La pobreza no debe inspirar compasión, solamente, sino encender el reto de superar la desigualdad colectiva y hacer del progreso una visión sensata y justa del porvenir que ha de construirse, pleno de esperanza.
Lo sentí al leer “Mi casa en el Mundo”, una fascinante obra de Amartya Sen (Nobel de Economía 1998), en la cual propone otorgar a la educación la simetría noble de los principios de dignidad y el derecho a la igualdad.
Es conmovedor su testimonio de amor por la India, por su gente, por la veneración de las tradiciones hindúes y, además, es solemne y profundo el eco de su dolor por la desmembración de Pakistán.

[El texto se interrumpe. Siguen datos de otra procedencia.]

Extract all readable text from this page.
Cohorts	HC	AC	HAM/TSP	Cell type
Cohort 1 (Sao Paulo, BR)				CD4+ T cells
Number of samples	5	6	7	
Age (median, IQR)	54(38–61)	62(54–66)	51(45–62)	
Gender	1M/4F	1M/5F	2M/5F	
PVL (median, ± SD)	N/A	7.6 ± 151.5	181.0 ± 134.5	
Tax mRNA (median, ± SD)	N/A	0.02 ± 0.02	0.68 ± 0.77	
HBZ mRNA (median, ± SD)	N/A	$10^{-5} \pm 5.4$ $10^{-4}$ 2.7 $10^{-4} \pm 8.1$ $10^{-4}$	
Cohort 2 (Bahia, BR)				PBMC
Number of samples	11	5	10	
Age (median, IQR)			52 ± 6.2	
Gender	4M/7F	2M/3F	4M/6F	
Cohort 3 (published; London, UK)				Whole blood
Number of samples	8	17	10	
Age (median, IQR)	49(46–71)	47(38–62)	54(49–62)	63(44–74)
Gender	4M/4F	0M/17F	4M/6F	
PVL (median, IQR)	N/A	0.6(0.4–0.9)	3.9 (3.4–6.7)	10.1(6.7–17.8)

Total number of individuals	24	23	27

Amartya Sen es un defensor de la libertad, un estudioso incansable de la economía del bienestar y la elección social, del respeto y la democracia, como modelos prioritarios para nutrir de solidaridad la convivencia.
Encontré en él un ser maravilloso, heredero de la exquisita espiritualidad oriental, con esa certeza consolidada de religiosidad, sabiduría y filosofía, en la cual basa su vocación humanista.
Sus ideas lo condujeron a una Economía Sociológica, para alcanzar el Óptimo de Pareto, el punto de equilibrio en el que, quien pueda mejorar su situación, no perjudique -ni reduzca- las posibilidades de otro.
Es que la sociedad debe incorporar a su misión una fortaleza ética armónica, una ilusión permanente de paz, un desarrollo sostenible y un anhelo de evolución en la fraternidad, para rasgar el velo de la sensibilidad.